Ele terá que deixar o gládio aqui
fora, senhor, respondeu o soldado. Algo no modo como Brutus olhou para ele o
fez baixar a mão para o punho da sua arma, mas Cássio deu um risinho. Ah,
entregue-a, Brutus. Não deixe o sujeito sem graça. De má vontade, Brutus
desamarrou a bainha da arma, de forma que não desembainhasse a lâmina e
amedrontasse o soldado. Entregou a espada e foi alcançar Cássio, subitamente
sentindo-se com raiva, mas não poderia dizer exactamente o motivo. Júlio nunca
fora parado à porta daquele prédio. Era irritante ser lembrado da sua falta de
status no instante do triunfo. Na sede do Senado, Brutus não passava de um
oficial de Roma, um homem importante sem posto civil. Bom, isso poderia ser
consertado. Agora que César estava morto, todos os fracassos e reveses da sua
vida poderiam ser consertados. Mais de quatrocentos homens haviam-se espremido
na sede do Senado naquela manhã, os corpos aquecendo o ar, de modo que havia
uma diferença perceptível do lado de dentro, apesar das portas abertas. Brutus
procurou rostos que reconhecesse. Conhecia a maior parte, após muitos anos ao
lado de Júlio, mas um rosto novo atraiu seu olhar. Bíbilo. Anos antes o
sujeito havia estado com César, trabalhando como cônsul, porém algo acontecera
entre eles e Bíbilo nunca mais havia aparecido no Senado.

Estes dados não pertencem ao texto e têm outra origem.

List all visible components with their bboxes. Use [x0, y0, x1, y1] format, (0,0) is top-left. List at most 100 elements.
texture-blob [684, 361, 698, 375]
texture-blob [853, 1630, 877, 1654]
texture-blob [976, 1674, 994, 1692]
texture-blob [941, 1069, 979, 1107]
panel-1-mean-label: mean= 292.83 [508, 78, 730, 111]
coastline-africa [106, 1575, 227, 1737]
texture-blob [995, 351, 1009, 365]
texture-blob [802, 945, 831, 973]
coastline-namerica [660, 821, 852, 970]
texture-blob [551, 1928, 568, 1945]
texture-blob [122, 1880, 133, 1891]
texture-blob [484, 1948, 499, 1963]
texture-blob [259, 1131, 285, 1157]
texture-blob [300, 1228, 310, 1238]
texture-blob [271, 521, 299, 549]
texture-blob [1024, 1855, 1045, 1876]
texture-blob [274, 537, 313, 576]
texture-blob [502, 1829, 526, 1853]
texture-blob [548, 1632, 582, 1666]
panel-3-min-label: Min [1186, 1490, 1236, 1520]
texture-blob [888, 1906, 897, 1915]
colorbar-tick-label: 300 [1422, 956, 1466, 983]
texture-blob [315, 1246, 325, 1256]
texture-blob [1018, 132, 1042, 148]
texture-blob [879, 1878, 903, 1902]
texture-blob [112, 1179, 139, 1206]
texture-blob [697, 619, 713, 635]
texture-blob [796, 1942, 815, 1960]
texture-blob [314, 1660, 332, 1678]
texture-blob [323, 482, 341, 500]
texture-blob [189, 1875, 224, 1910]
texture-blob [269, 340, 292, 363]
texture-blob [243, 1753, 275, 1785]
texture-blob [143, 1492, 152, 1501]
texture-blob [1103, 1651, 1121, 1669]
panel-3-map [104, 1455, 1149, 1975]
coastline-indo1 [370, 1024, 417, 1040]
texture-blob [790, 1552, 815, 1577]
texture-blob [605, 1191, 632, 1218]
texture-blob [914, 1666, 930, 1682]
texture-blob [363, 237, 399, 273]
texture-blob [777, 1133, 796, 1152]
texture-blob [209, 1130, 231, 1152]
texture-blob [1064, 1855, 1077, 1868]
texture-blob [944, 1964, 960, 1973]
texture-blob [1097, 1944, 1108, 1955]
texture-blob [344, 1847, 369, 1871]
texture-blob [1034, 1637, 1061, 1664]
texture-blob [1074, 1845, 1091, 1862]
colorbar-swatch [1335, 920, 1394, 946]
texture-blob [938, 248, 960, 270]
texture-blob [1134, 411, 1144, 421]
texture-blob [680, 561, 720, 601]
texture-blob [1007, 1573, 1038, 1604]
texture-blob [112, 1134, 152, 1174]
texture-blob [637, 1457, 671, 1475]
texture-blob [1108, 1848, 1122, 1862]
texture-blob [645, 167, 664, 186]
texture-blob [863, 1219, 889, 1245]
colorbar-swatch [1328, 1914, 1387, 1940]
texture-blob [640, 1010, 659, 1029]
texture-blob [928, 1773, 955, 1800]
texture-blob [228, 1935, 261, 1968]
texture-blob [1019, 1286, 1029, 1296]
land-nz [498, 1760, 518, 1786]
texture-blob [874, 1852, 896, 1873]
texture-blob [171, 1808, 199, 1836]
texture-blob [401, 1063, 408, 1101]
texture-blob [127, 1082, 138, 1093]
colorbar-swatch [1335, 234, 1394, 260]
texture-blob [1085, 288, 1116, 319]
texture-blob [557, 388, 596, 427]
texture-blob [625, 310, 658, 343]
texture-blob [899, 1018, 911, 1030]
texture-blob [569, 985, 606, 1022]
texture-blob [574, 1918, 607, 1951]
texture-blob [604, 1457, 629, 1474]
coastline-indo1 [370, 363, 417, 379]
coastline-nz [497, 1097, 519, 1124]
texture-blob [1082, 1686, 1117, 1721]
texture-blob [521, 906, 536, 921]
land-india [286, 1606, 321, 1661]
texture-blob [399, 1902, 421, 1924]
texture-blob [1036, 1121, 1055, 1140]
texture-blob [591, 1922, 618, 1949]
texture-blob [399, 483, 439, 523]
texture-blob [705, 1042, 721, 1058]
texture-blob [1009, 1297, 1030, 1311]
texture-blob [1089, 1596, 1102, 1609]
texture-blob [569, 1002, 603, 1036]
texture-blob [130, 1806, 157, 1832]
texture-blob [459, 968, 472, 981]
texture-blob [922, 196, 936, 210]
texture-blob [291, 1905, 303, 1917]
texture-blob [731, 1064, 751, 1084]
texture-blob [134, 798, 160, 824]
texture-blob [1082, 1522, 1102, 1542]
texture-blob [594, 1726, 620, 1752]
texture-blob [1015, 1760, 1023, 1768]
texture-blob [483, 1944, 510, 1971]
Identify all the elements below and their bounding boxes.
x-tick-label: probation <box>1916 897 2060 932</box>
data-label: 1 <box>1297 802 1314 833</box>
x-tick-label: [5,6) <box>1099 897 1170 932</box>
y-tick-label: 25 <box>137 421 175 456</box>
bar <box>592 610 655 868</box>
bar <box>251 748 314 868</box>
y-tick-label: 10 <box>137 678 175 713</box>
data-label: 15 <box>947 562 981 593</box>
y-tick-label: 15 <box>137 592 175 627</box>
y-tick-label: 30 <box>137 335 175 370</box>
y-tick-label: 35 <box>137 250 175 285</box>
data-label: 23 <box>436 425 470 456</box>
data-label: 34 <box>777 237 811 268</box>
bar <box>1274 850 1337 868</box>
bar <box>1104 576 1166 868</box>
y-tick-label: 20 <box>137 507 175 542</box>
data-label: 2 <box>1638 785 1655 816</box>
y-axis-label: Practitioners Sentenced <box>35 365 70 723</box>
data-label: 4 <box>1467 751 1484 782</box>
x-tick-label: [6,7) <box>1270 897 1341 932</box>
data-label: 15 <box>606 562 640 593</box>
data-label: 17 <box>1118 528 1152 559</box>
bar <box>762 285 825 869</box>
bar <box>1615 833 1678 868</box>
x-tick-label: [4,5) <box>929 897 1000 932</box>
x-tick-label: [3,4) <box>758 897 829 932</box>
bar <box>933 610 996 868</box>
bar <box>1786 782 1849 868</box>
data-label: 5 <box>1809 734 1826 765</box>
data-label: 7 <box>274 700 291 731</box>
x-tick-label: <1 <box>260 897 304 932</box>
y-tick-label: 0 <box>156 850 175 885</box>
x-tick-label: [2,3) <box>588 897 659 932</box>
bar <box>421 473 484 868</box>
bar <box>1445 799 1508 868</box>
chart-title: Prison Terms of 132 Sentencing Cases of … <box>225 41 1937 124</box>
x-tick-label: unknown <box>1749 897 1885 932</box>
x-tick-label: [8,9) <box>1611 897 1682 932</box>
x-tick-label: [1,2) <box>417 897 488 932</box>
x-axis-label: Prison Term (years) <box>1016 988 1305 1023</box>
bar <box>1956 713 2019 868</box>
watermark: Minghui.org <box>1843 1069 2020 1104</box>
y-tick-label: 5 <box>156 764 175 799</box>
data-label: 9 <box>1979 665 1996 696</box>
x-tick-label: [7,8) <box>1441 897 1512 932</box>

Seu retorno súbito
dizia muitíssimo sobre a mudança de poder, e sobre quantos já sabiam. Brutus
viu que Bíbilo tinha envelhecido terrivelmente nos anos de isolamento. Havia
engordado ainda mais, com bolsas escuras e inchadas por baixo dos olhos e uma
teia de vasos sanguíneos partidos nas bochechas. As papadas estavam esfoladas e
vermelhas como se ele tivesse se barbeado pela primeira vez em meses. O olhar
do sujeito era febril, e Brutus se perguntou se andara bebendo, já comemorando
a morte de um velho inimigo.
Não parecia que a notícia dada
por Cássio causaria muito choque naquela câmara. Um número grande demais de
senadores tinha expressões presunçosas e sagazes, trocando olhares e acenando
uns para os outros como virgens compartilhando um segredo. Brutus desprezava
todos, odiava-os pelos seus modos afectados e o seu pomposo sentimento de
importância. Tinha visto o Egipto, a Espanha e a Gália. Havia lutado pela República,
assassinado por ela, enquanto eles permaneciam sentados e falavam por dias e
dias sem entender nada dos homens que sangravam por eles no campo de batalha.
Cássio
se aproximou da tribuna. Antigamente havia sido um artefacto do poder romano,
esculpida a partir da proa de um navio de guerra de Cartago. Aquela versão fora
queimada em tumultos e, como tantas outras coisas no prédio, agora era apenas
uma cópia inferior. Brutus levantou os olhos para o homem parado atrás dela e
se imobilizou. Percebeu que havia sido objecto de um frio escrutínio desde que
entrara na câmara». In Conn Iggulden, O Imperador, O Sangue dos Deuses,
2013, Editora Record, 2014, ISBN 978-850-140-381-0.